Community
    • Login

    How to Print Pretty with missing close tags.

    Scheduled Pinned Locked Moved Help wanted · · · – – – · · ·
    5 Posts 2 Posters 136 Views
    Loading More Posts
    • Oldest to Newest
    • Newest to Oldest
    • Most Votes
    Reply
    • Reply as topic
    Log in to reply
    This topic has been deleted. Only users with topic management privileges can see it.
    • Doctor RashirD
      Doctor Rashir
      last edited by

      I am looking at a Quicken QFX log file that is in a sort of XML type format. The format has many missing End tags so this causes the XML Tools - Pretty Print to indent nearly forever.

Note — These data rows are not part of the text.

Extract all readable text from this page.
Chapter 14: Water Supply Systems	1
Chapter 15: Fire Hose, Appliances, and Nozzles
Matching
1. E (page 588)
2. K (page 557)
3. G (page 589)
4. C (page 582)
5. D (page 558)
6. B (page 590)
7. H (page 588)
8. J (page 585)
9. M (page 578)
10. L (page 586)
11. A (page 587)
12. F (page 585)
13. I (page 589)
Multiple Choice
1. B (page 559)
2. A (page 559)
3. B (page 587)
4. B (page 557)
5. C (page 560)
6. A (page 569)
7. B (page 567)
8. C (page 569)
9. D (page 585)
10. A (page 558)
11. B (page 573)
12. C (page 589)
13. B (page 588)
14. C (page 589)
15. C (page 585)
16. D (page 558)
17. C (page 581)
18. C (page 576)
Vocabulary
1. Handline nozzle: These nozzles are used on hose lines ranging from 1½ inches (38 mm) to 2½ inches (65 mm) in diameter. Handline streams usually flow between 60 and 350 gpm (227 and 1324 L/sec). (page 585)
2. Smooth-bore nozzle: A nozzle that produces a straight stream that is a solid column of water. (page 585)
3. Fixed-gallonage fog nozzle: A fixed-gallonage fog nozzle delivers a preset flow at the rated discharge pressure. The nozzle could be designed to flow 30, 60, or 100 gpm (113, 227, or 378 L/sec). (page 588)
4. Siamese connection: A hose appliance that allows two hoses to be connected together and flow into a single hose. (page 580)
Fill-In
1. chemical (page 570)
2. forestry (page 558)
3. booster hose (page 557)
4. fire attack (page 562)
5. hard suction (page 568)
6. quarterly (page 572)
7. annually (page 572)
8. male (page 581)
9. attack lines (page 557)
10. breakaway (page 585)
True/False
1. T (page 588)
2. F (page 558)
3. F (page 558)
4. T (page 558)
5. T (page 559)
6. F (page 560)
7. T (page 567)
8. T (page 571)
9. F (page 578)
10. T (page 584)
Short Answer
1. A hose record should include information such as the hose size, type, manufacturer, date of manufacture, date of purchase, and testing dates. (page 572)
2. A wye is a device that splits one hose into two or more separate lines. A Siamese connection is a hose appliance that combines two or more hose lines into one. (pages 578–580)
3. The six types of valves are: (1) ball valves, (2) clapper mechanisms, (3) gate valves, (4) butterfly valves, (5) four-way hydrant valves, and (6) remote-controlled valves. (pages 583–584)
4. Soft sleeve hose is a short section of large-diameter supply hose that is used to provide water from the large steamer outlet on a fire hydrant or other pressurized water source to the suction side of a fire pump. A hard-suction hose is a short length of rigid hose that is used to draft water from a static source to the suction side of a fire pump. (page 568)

      Is there a way to align the Start and End tags that are present?

      For example in the following code how do I align the bolded lines:

      <OFX>
      	<SIGNONMSGSRQV1>
      		**<SONRQ>**
      			<DTCLIENT>20250520104016.123[-7:MST]
      				<USERID>anonymous00000000000000000000000
      					<USERPASS>X
      						<GENUSERKEY>N
      							<LANGUAGE>ENG
      								<APPID>QWIN
      									<APPVER>2700
      									**</SONRQ>**
      						</SIGNONMSGSRQV1>
      						<INTU.BRANDMSGSRQV1>
      							<INTU.BRANDTRNRQ>
      								<TRNUID>19FFC8F0-7EF9-1000-BC8D-909811990026
      									<INTU.BRANDRQ>
      
      

      I am running on Win 11, latest update and Np++ v8.8.3

      PeterJonesP 1 Reply Last reply Reply Quote 0
      • PeterJonesP
        PeterJones @Doctor Rashir
        last edited by

        @Doctor-Rashir said in How to Print Pretty with missing close tags.:

        I am looking at a Quicken QFX log file that is in a sort of XML type format. The format has many missing End tags so this causes the XML Tools - Pretty Print to indent nearly forever.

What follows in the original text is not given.